Another serious issue with many women especially poor women is prenatal "self" care. Besides seeing on OB/GYN for appointments, following prenatal protocols can influence outcomes dramatically.

Lastly, many communities especially rural and inner-city neighborhoods do not have access to a perinatologist. These are highly trained OB/GYNS that specialize in tough pregnancies. These are the cases where women's lives are often most at risk. Yet they are simply not available to many women of all races living in rural areas or women living in poor inner-city neighborhoods.

We have issues with our health care system that work against poor and rural women, and we need to address them. Regarding midwives and doulas be careful. They can be a great choice for women likely to have a normal vaginal delivery.
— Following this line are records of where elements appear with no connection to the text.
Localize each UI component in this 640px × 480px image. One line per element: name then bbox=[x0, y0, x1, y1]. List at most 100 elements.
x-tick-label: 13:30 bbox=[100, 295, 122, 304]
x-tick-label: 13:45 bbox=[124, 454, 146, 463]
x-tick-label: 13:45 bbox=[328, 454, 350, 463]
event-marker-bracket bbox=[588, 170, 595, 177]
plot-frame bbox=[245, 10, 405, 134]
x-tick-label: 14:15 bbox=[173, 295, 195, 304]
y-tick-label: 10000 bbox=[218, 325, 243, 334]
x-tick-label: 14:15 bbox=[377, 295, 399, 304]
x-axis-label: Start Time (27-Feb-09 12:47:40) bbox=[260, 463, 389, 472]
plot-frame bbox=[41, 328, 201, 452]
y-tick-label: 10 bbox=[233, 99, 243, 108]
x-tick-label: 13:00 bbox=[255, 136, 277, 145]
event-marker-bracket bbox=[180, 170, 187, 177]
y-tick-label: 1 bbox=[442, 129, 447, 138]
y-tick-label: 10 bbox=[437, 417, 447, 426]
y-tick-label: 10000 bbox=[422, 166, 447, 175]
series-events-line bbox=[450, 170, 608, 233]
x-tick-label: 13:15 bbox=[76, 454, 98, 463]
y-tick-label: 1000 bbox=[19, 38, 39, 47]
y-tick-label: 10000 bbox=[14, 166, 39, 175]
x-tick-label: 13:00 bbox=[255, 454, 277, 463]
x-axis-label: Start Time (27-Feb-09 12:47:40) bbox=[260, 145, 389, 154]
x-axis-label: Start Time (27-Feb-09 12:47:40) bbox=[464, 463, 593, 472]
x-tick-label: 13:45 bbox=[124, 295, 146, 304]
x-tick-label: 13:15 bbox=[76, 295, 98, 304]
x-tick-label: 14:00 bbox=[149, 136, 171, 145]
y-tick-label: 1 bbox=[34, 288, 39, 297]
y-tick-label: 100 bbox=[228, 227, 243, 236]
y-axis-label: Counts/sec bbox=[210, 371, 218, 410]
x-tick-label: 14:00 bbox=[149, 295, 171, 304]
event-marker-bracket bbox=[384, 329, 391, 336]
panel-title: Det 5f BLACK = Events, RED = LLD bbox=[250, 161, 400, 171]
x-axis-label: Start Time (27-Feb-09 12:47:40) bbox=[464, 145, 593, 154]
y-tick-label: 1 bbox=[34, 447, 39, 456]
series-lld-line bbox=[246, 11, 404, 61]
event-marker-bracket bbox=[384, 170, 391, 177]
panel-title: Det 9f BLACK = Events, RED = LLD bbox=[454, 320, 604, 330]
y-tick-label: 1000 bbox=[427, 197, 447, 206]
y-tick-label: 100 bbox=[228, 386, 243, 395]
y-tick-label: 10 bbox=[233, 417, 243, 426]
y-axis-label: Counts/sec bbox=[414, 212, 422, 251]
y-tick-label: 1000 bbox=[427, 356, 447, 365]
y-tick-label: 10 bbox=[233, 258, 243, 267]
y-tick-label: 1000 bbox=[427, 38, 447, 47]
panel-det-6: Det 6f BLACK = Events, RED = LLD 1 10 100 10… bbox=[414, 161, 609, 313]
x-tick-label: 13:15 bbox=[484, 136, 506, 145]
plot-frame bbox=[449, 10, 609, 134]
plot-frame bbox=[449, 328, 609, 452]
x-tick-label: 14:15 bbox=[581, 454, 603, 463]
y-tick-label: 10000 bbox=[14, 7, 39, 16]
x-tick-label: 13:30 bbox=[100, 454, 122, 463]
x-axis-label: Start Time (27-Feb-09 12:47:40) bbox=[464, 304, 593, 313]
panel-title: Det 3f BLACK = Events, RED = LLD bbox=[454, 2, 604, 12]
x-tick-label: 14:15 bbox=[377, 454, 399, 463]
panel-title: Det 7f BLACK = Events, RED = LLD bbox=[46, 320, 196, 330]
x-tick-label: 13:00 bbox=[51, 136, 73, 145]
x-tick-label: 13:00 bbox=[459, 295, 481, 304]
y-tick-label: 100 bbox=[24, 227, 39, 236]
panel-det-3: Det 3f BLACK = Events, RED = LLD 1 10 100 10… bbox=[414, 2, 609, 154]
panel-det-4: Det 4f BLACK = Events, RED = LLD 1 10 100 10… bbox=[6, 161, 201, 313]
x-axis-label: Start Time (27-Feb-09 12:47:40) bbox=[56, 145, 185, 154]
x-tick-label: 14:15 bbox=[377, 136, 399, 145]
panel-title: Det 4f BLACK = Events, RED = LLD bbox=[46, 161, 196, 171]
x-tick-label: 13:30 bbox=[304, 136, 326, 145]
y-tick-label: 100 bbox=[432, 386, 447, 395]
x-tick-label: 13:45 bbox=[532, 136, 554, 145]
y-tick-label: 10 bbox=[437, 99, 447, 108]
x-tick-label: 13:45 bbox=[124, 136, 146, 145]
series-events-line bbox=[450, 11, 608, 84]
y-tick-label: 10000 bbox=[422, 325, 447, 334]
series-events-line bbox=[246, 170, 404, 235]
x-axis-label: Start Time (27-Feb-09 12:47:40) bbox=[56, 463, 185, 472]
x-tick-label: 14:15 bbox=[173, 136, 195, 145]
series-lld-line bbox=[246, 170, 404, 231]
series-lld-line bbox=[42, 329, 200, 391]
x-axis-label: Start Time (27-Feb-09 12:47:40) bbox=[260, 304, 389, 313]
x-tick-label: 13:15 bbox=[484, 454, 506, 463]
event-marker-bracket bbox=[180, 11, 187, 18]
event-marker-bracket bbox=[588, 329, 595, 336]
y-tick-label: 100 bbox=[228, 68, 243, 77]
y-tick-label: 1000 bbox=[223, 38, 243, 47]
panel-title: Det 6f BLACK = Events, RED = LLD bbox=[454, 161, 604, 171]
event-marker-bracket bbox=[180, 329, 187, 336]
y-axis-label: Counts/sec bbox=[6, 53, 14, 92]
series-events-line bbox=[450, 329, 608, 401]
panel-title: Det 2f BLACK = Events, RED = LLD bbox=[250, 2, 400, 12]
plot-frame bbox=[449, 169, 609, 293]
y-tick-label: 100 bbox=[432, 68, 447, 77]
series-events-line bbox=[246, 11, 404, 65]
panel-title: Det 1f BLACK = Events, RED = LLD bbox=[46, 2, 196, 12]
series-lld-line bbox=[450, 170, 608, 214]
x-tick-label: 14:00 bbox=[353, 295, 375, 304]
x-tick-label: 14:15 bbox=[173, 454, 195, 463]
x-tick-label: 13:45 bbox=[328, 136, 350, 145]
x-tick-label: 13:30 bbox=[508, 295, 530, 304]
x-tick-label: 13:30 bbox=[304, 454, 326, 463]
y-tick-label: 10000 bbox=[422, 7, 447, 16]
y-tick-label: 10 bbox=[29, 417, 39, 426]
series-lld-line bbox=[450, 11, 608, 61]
We employed many of them especially for women that want "at home natural" deliveries.

They are far better at being patient with women who are experiencing extended labor, whereas OB/GYNs are much quicker to opt for a Cesarian.

But should a woman need a Cesarian, that will need to be done by a doctor and if necessary, time can often be of the essence.

I am not a physician, but someone that spent his life around physicians and other health care clinical people running large medical organizations. I am not giving anyone medical advice, but I am recommending they get professional medical advice from a physician regarding whether they are a good candidate for midwife or doula delivery.

One way to view MMR is globally. On the spectrum of ideal maternal care and no access to maternal care, American women even those getting relatively poor care by American standards are getting great care by global standards.

None of this is an excuse for unequal MMR in America, but I do think the answer lies less in race and more in other factors. If we focus on race, we won't lower MMR among black women as much as if we focus on the underlying causes of higher MMR.